Poor, Edmund W wrote:
Anyone know how to profile MySQL code?
Considering the amount of time Snok and I have spent writing and using
MediaWiki's profiling code, and considering the amount of time Brion has
spent on database optimisation (to great effect), you'll forgive me for
being slightly offended.
We've profiled, we've cached, we've optimised. We've discovered that CPU
load is generally the bottleneck when viewing pages, and hence spent
time on parser optimisation and several kinds of caching. We have 4 web
servers and one database server and still the web servers are heavily
loaded.
Timwi wrote:
My guess is that the slowest part of it is checking
whether a page
exists, and if it does, checking its size (if the user has set the
preference that shows stubs in a different colour), because both of
this requires a database query.
What, even with the linkscc cache and the memcached link cache? If you
say so.
Nick Pisarro wrote:
The current parser, which performs dozens of passes,
probably degrades
by the square of the file size.
Really? All the regular expressions I've seen should be possible in O(N)

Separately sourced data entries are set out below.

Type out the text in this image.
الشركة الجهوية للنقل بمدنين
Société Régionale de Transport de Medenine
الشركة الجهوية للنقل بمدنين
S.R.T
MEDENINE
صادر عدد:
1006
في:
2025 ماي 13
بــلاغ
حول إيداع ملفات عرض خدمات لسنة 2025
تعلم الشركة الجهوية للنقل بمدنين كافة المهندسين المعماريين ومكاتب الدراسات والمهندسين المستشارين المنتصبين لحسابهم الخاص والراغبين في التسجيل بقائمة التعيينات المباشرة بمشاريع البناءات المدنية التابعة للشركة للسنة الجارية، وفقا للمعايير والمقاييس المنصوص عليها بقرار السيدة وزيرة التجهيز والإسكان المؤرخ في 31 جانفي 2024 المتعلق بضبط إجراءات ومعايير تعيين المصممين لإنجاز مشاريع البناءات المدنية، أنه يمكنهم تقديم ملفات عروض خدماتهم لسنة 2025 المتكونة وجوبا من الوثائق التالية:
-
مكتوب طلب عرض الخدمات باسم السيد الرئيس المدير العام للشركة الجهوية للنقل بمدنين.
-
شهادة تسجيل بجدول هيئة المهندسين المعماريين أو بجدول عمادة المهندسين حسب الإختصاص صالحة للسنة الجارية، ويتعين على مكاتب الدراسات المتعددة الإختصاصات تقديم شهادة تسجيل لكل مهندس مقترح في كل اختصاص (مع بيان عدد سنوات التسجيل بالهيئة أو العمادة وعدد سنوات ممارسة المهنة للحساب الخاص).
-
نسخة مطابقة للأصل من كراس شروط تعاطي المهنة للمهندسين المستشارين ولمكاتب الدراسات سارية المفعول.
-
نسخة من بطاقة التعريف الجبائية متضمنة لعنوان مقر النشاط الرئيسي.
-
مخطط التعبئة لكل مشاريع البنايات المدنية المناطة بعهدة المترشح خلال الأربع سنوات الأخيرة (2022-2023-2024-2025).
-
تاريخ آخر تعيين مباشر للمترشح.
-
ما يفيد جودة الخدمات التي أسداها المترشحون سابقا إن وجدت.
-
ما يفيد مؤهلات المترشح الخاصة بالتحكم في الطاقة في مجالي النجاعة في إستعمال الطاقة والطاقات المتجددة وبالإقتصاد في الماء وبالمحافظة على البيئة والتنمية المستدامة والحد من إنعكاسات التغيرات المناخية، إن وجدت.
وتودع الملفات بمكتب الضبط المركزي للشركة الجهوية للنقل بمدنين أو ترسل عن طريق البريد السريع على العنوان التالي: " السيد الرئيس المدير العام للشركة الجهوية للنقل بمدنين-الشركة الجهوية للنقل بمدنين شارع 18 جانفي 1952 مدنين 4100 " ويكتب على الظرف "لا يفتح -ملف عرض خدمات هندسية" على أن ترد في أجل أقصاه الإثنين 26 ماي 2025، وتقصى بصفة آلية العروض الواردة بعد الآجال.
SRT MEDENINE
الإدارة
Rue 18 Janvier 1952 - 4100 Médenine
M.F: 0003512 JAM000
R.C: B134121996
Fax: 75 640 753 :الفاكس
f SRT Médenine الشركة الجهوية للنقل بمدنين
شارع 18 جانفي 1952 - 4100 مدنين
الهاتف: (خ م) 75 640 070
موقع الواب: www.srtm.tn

time. There's no PHP loops which loop through every character, just
through certain kinds of entities such as every link. I would have
thought that 14 passes at O(N) still produces O(N). Oh well, I'm not a
computer scientist, what would I know.
Storing diffs in the 'old' table. This would
not affect performance,
except when loading or comparing old revisions, but could drastically
reduce the size of the database, which has to benefit how manageable
it is. There already is a differencing engine in the source, though
I'm not sure how reliable it is--it may also degrade by the square of
the file difference. Here too, a sequence of diffs can be merged in
one pass. Having written such code in the past, I plan to create a
write up exploring this idea. Has this idea been discussed amongst the
developers? What are the gotcha's?
See
http://meta.wikipedia.org/wiki/History_compression
Diffs have not been extensively speed tested, but seemed to be
reasonably fast when I was running my space tests. They produce good
compression in the talk page or incremental improvement situation, but
as expected, perform poorly in the edit war situation. As noted by Rob
Hooft in this post:
http://mail.wikipedia.org/pipermail/wikitech-l/2004-February/008385.html
it should be possible to improve compression in this case by trying
diffs with a few different revisions. As long as the time required per
diff is in the tens of milliseconds or less, this should be feasible.
-- Tim Starling